Ezel passait donc la plus grande partie de son temps à garder un œil sur le Baron, sans que celui ci ne le remarque, et l'autre à observer les déplacements, les expressions et les actions des différentes personnes présentes dans la salle, ce qui était bien évidemment impossible. Il y avait trop de monde, trop d'ouverture, trop d'éléments à surveiller, beaucoup trop pour une seule personne, même pour le jeune Edelweiss.

Une servante, portant un plateau sur lequel était disposé des coupes de vin, lui demanda d'une voix douce et suave, légèrement dissimulé par le son de la musique :

« Ne voulez-vous pas vous rincer la gorge à l'aide de cette liqueur des plus délicieuses ? »

Ezel, sans un regard, lui fit un signe de main, indiquant ainsi son refus.
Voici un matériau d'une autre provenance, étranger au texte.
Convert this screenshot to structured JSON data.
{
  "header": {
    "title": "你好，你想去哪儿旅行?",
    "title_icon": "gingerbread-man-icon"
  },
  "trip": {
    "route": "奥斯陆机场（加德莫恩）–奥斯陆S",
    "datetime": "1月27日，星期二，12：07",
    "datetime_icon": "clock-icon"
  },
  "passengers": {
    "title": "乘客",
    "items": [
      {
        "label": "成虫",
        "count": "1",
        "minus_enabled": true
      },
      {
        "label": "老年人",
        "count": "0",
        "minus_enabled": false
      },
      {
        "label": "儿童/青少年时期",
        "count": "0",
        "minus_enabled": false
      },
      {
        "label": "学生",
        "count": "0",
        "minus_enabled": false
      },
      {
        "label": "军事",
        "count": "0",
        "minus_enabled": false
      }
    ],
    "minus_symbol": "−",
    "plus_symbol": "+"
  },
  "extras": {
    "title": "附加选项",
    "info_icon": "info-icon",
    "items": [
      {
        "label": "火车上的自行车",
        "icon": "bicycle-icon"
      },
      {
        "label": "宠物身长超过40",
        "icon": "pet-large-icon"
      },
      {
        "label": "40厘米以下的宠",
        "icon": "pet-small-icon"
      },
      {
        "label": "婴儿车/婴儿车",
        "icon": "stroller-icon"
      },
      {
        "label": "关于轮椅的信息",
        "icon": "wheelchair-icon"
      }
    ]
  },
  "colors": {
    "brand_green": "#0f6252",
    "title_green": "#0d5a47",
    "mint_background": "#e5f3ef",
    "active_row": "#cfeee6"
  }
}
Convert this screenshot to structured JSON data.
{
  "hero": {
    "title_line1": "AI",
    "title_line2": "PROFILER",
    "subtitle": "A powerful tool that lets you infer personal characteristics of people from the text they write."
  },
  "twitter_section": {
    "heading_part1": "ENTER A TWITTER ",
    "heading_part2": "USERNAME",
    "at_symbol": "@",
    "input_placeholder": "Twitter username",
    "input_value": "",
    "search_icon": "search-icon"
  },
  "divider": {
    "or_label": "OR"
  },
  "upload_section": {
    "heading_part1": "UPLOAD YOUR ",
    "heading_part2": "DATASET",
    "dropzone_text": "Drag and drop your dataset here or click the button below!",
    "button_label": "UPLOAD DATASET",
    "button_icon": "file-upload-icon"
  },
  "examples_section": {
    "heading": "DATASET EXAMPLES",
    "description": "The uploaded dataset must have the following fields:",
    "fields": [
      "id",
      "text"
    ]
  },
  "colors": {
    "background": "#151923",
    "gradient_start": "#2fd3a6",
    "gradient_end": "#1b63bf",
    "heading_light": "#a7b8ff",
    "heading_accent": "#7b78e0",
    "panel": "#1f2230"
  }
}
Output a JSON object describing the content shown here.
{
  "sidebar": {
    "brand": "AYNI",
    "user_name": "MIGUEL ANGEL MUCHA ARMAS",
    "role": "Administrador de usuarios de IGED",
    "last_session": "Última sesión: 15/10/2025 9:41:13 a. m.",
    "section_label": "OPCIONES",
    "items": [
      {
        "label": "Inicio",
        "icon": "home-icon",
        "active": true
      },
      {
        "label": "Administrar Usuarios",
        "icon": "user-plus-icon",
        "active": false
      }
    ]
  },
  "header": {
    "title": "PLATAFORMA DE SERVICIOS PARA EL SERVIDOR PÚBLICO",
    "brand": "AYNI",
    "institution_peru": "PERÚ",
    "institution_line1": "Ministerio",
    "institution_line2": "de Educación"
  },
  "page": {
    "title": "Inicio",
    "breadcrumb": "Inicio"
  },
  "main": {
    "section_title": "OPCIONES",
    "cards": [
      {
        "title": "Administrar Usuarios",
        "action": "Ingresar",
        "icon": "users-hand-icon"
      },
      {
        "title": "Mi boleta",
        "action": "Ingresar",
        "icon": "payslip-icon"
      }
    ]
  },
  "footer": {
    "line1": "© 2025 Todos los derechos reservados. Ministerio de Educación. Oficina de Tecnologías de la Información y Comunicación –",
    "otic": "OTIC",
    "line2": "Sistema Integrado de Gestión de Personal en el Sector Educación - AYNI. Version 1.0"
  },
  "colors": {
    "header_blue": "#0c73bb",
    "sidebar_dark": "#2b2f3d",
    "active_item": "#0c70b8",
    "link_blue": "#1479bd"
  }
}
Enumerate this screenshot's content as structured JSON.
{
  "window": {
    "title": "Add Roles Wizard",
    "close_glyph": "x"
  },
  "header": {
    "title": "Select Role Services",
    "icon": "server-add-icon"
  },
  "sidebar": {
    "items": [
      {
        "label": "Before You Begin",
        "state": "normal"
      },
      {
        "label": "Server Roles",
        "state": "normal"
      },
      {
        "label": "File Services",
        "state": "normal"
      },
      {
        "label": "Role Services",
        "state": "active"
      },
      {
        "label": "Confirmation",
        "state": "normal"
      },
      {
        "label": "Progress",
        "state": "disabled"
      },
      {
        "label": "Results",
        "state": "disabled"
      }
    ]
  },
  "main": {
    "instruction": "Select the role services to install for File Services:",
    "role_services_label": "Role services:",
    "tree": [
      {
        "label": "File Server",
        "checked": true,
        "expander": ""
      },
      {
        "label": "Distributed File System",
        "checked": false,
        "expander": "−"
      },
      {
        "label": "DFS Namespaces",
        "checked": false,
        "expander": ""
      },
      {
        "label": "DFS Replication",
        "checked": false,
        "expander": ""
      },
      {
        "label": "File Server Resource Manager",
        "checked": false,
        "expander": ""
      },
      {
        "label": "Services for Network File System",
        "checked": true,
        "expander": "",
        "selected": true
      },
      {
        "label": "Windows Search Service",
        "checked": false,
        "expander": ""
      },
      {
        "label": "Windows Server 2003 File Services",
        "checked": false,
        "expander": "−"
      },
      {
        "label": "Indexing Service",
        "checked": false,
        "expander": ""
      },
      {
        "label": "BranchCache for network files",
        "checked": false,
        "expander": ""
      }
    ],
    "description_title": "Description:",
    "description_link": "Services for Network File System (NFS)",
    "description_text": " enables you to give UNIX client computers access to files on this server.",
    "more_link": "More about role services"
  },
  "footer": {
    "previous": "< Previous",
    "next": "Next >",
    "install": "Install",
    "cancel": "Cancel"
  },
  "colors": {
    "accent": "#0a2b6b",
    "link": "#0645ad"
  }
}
Pas question de boire ne serai-ce qu'une seule goutte de ce poison. Même en petite quantité, cette saleté diminuerait ses capacités. Déjà qu'en temps normal il détestait perdre le maximum de ses aptitudes, alors imaginez dans une situation pareil... Non, en effet, il n'aimait pas paraître faible, cela ouvrait des ouvertures pour un éventuel ennemi.

Après cette intervention, Eziell se posa tout de même une question : Une personne calme et immobile n'est-elle pas un intrus ici ? Celle la moins effacée de toute cette scène en pleine effervescence ?
A posteriori si... M'enfin il n'allait certainement pas remuer son postérieur pour passer incognito... non... en aucun cas il ne ferait ça. Plongé dans ses pensés, il réalisa qu'il venait de perdre de vue le Baron... une nouvelle fois...

« Tsss... Bien joué... idiot... »

Déjà la deuxième fois qu'il faisait preuve d’inattention, la première étant à cause de Dame Mélyssandre. Cette douce créature l'avait totalement envoûté, lui et la salle entière, par cette danse enflammé telle une étoile de feu, digne des plus majestueux phénix.
Il n'arrivait pas à se pardonner les pensés qu'il avait eu à ce moment là, certes plaisantes et très différentes de ses envies sanguinaires, mais impardonnables tout de même. Le jeune Edelweiss n'avait jamais été attiré par le physique de qui que ce soit, du moins pas avant cela.

La soirée venait de commence, et Ezelweiss avait déjà perdu, par deux fois, le Baron. Il se mordilla la lèvre inférieur, cherchant de nouveau du regard la personne la plus importante de cette pièce.